Unexpectedly Intriguing!
May 10, 2005

Steve Conover, aka The Skeptical Optimist, has been looking at how the U.S. Bureau of Economic Analysis goes about projecting the growth of the United States' Gross Domestic Product (GDP), and has found a better way to forecast growth in the U.S. economy.

Beyond the graphics included with the post, which rank among the best I've seen in the blogosphere, the Skeptical Optimist's approach to evaluating his new forecasting technique is top notch. After developing several variations of how previous GDP data may be used to forecast future GDP levels, Conover tests each approach against historical data, which allows him to evaluate the effectiveness of each approach, and makes it possible for him to compare it with the BEA's own track record going back to 1948.

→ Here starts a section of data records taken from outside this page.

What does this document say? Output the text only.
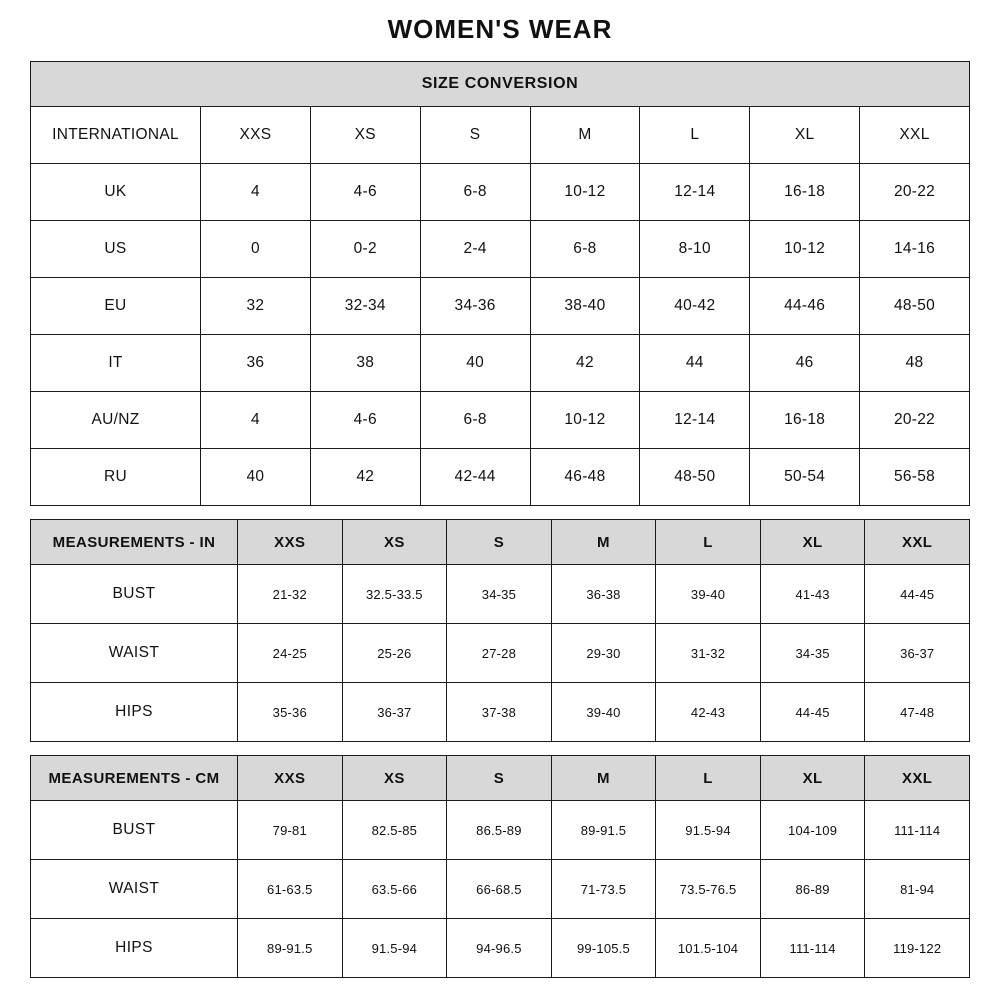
WOMEN'S WEAR
SIZE CONVERSION							
INTERNATIONAL	XXS	XS	S	M	L	XL	XXL
UK	4	4-6	6-8	10-12	12-14	16-18	20-22
US	0	0-2	2-4	6-8	8-10	10-12	14-16
EU	32	32-34	34-36	38-40	40-42	44-46	48-50
IT	36	38	40	42	44	46	48
AU/NZ	4	4-6	6-8	10-12	12-14	16-18	20-22
RU	40	42	42-44	46-48	48-50	50-54	56-58
MEASUREMENTS - IN	XXS	XS	S	M	L	XL	XXL
BUST	21-32	32.5-33.5	34-35	36-38	39-40	41-43	44-45
WAIST	24-25	25-26	27-28	29-30	31-32	34-35	36-37
HIPS	35-36	36-37	37-38	39-40	42-43	44-45	47-48
MEASUREMENTS - CM	XXS	XS	S	M	L	XL	XXL
BUST	79-81	82.5-85	86.5-89	89-91.5	91.5-94	104-109	111-114
WAIST	61-63.5	63.5-66	66-68.5	71-73.5	73.5-76.5	86-89	81-94
HIPS	89-91.5	91.5-94	94-96.5	99-105.5	101.5-104	111-114	119-122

The results? Conover's two quarter method for forecasting GDP level three quarters into the future beat the BEA's one quarter method 55% of the time over the entire period considered. Since the first quarter of 1993, Conover reports his method proved more successful at forecasting future GDP levels in 63% of the cases.

Those kind of results deserve a calculator. Enter the seasonalized annual GDP data for the three consecutive quarters of interest below, and click the "Calculate" button for results determined by the Skeptical Optimist's "Climbing Limo" method:

Gross Domestic Product (GDP) Data
Seasonalized Annual GDP Amount (\$USD Billions)
Most Recent Quarter
One Quarter Ago
Two Quarters Ago

GDP and Annualized Real GDP Growth Rate
Estimated Results (Three Quarters from Now) Values
GDP (\$USD Billions)
Annualized Real GDP Growth (%)

The default data for the tool is taken for the period from the third quarter of 2004 (2004Q3) through the first quarter of 2005 (2005Q1).